Apart from that, the number of prospective workers to be sent by the company to the neighboring country failed to achieve the quota of around 50 people, Salmon added.

He stressed that the cancellation was not due to trauma among prospective workers, who had registered themselves with PT Bina Rizki to participate in vocational training before being sent abroad.

PT Bina Rizki is an authorized recruitment agency registered with the Ministry of Manpower and Transmigration.

Salmon acknowledged that before the Nirmala abuse case surfaced last week, many people in East Nusa Tenggara were interested in seeking jobs in Malaysia via his company.

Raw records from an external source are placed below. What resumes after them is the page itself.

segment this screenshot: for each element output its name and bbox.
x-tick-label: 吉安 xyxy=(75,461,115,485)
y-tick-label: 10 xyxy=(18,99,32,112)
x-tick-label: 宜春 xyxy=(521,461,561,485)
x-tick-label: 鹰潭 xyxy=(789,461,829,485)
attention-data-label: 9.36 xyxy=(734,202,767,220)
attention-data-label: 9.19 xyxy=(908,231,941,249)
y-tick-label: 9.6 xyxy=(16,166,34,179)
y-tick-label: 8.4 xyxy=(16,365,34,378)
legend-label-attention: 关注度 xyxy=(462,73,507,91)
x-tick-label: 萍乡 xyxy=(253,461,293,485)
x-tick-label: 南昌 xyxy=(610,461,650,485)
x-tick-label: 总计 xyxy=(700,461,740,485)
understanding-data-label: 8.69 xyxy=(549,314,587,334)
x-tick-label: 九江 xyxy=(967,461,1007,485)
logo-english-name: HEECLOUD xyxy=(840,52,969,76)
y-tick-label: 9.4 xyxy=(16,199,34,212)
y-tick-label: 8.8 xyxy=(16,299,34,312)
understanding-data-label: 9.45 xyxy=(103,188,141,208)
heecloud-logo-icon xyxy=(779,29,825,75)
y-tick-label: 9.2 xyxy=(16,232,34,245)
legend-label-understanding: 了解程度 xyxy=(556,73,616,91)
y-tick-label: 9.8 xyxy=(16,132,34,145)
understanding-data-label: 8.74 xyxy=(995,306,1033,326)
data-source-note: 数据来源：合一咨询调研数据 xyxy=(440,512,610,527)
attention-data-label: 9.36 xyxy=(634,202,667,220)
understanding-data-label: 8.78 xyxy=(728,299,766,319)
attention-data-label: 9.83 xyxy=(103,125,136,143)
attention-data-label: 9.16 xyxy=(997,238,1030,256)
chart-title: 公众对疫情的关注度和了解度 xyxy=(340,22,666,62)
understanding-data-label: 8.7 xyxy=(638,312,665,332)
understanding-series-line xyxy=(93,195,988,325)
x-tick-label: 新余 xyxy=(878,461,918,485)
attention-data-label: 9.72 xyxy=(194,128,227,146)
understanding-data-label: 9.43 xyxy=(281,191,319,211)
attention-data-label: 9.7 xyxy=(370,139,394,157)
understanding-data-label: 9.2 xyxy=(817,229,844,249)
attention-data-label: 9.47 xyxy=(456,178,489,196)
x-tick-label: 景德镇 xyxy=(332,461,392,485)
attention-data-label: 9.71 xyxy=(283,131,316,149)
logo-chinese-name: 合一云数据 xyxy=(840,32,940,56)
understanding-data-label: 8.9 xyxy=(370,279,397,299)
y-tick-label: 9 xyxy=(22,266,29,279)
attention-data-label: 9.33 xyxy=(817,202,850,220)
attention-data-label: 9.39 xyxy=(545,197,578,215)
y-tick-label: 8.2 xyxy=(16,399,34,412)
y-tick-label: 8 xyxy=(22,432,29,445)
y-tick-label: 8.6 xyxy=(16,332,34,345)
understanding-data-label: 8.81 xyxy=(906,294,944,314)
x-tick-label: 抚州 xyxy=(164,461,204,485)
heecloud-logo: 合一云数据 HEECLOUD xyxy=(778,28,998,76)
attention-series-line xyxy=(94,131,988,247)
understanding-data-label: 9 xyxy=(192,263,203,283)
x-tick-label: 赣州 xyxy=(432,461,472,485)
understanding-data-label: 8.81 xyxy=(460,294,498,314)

The high level of interest was indicated in statistical data on those who had registered with the company and other recruitment agencies seeking work in Malaysia.

"Usually, they total 50 to 100 per departure. However, this time, it is very small, only 10 people. So, we have decided to cancel their departure until the quota is filled," Salmon said.

He believes that clarity in the legal processing of Nirmala's case by the Malaysian authorities would help restore the interest of people in the country's eastern province to seek work there.

Last Saturday, a Malaysian court charged Nirmala's employer, Yim Pek Ha, 35, with scalding the Indonesian domestic helper with hot water and burning her with an iron, in one of the country's worst maid abuse cases.

Prosecutors reportedly demanded a sentence of 67 years in prison.

Yim pleaded not guilty to four charges of causing grievous bodily harm to Nirmala at her luxury condominium in central Kuala Lumpur between January and May.

Judge Akhtar Tahir denied Yim bail and ordered her to remain in prison pending trial on July 26, a court official, speaking on customary condition of anonymity, told The Associated Press.

In charges read out in court, Yim was accused of using "dangerous weapons" -- a hot iron and hot water -- to inflict grievous bodily harm on the maid on three occasions.

The charges each carry a maximum jail term of 20 years and a fine or whipping. A fourth charge accused Yim of beating Nirmala with a metal cup, and carries a jail term of up to seven years.

However, Nirmala's parents, from Tuapakas village, Kualin subdistrict, South Timor Tengah regency, East Nusa Tenggara, demanded on Tuesday the death sentence or life imprisonment for Yim

"I, as Nirmala's mother, cannot accept the threat of an 80- year jail term for her (Yim). For me, a life sentence or the death penalty would be most appropriate because the abuse of my daughter was very savage and inhuman," said Martha Bonat Tony, 36.

She was speaking in Kupang before leaving for Kuala Lumpur via Jakarta on Tuesday along with her husband Daniel Bonat, 39.

The alleged abuse sparked a national outrage in Malaysia and Indonesia after newspapers printed front-page photographs earlier last week of the maid, showing burns and bruises over much of her body.